RAWdance presented two premieres at Z Space in San Francisco this weekend, commemorating their 10th anniversary summer season. Burn In was an intriguing revision of a previous work. And Turing’s Apple, the strongest piece of the evening, was a narrative based on the life of British mathematician Alan Turing. The impact of the entire program was somewhat diluted by the questionable insertion of guest works from Tanya Bello’s Project. B. and Gretchen Garnett & Dancers.

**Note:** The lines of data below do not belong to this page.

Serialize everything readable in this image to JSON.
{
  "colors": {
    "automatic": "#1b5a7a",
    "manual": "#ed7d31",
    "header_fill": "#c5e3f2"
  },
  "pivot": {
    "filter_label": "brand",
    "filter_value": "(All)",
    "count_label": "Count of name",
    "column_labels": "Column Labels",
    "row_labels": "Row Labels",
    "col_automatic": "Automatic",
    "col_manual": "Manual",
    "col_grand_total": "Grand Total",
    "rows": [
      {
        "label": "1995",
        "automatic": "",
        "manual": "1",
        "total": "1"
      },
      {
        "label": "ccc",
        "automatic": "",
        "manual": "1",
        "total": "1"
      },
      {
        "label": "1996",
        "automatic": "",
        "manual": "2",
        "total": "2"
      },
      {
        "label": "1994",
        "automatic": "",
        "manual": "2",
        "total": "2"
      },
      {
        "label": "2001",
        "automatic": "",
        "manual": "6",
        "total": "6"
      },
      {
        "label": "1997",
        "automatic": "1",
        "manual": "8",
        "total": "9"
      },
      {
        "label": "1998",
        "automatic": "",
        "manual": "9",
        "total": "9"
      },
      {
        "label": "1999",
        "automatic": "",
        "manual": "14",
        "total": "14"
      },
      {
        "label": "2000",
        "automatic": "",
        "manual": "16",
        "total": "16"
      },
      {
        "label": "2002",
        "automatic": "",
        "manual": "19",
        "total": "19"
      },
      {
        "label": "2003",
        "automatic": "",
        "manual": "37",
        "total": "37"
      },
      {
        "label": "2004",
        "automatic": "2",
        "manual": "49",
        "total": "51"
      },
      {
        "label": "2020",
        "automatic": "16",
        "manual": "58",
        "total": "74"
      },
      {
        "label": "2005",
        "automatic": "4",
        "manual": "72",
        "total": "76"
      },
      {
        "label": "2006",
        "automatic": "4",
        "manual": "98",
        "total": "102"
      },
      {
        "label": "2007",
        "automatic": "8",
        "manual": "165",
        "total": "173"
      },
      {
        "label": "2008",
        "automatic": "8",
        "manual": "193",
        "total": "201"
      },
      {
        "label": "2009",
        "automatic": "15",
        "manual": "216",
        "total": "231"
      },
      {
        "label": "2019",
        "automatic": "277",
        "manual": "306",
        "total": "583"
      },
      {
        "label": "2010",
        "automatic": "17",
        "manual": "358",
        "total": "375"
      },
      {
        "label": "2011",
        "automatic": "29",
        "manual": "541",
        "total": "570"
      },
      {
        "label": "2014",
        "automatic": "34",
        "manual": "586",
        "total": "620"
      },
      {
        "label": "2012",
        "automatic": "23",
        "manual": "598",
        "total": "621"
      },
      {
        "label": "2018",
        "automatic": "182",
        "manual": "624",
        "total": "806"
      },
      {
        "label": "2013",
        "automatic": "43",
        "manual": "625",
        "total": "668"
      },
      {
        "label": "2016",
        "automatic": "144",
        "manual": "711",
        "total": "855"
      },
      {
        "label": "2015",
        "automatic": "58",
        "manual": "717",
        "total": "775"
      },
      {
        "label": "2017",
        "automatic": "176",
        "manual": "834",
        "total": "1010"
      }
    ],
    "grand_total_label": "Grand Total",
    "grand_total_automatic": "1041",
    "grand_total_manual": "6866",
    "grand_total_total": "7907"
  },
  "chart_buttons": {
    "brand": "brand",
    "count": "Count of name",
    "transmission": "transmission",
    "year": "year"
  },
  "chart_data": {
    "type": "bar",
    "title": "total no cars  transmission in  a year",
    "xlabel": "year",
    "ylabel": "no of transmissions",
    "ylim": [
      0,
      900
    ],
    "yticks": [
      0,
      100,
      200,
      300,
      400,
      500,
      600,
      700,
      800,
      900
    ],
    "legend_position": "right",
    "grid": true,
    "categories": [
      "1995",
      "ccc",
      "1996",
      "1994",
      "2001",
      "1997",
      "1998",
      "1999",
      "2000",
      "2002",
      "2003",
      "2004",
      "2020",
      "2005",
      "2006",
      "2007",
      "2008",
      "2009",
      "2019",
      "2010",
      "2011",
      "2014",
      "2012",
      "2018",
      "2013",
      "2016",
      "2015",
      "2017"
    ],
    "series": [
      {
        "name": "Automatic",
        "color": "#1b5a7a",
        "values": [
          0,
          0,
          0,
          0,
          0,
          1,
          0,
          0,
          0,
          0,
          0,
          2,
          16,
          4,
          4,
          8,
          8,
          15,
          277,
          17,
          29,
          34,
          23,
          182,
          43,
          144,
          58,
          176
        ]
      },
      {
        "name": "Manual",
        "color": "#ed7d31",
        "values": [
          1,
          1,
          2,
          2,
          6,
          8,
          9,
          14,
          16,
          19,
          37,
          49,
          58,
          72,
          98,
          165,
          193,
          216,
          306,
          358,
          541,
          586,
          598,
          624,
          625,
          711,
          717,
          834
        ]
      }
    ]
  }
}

Turing’s Apple was a solid production with a fascinating story. The World War II code breaker was barred from his position with British Intelligence after they discovered his homosexuality and charged him with indecency. He allegedly committed suicide by eating a poisoned apple. Ryan T. Smith, one of the company’s two artistic directors (with Wendy Rein), inhabited Turing’s intense persona as the performance began, looking withdrawn and slightly neurotic in drab clothing, with apple-red socks, while firing off equations onto a chalkboard. The female corps dancers moved separately from him like a mechanical extension of his work – stiffly upright, precise and void of emotion – wearing gray metallic dresses with a peek of white petticoat, designed by Mary Domenico. When Turing’s lover appears (Chad Dawson), a grid of precisely placed apples is illuminated at the corner of the stage. The pace picks up here as the lovers wrestle passionately and explore each other freely in long embraces, while the corps movements soften into floor rolls and curved arms. When the lovers wander off, the chalkboard becomes a screen onto which is projected the climactic scene from the film Snow White, in which the wicked witch casts a spell that turns an innocent apple into a poisonous weapon that will kill the princess. Turing returns to the stage alone, wearing Snow White’s yellow gown, as we see the witch dancing triumphantly on the screen. The dancers lift and carry his body, presumably to his grave. They then destroy the grid, gathering the apples into piles and hurling them at the screen, which now projects a haunting silhouette of Turing’s lover. Co-choreographers Rein and Smith could stand to take more artistic risk, but overall it was an impressive work.

 

TURING'S APPLE (Photo: Margo Moritz)

Chad Dawson and Ryan T. Smith in TURING’S APPLE (Photo: Margo Moritz)

 

Burn In opened the evening as a study in contrasts, inspired by Rorschach imagery and the stark, half-lit world of film noir. Joel St. Julien’s minimalist score – of cosmic waves, urban rumblings, and tinkerings on a piano – combined with harsh, unfiltered stagelights created a sense of mystery and urgency. Two dancers – Rein and Smith – moved as a couple with strained slow motions. The tension between them grows, though we aren’t sure why. A third dancer – Victor Talledos – provides opposition. He is fully alive and happy, abandoning himself to movement. The couple can only stare at him. Their moves become harder, faster, even violent: they slap themselves and fall into convulsions. Smith lifts Rein in haphazard and unstable fashion, yet she doesn’t seem to care. The piece ends with Smith burying his face between Rein’s thighs as she writhes in pained pleasure, while Talledos runs in the corner. There was a lot of running in place throughout the piece, a choreographic trend that seems overused lately.
 

BURN IN (Photo: Margo Mortiz)

Wendy Rein, Ryan T. Smith, Victor Talledos in BURN IN (Photo: Margo Mortiz)

 

Project. B.’s Nawala yielded a soft aesthetic with flowing skirts and Graham-inspired choreography, but the narrative was weak. Nawala means “lost” in Tagalog, and the lead dancer seemed torn between her female companions and her lover. The press kit notes that this piece is about “various stages of grief in the face of death.” The dancers had difficulty conveying narrative, however; the choreography simply needed more substance, and perhaps less twirling.  Gretchen Garnett & Dancers’ A Dedication was also choreographically simple, but intentionally so. We don’t know for whom the dedication was meant, but the lead dancer continuously reaches up towards something beyond the single spotlight. The more complex peripheral movement was drowned in the surrounding darkness. When the dancers came together in the light, they posed for long periods of time. Both these pieces felt small in the largeness of Z Space and negligible in contrast to Burn In and Turing’s Apple.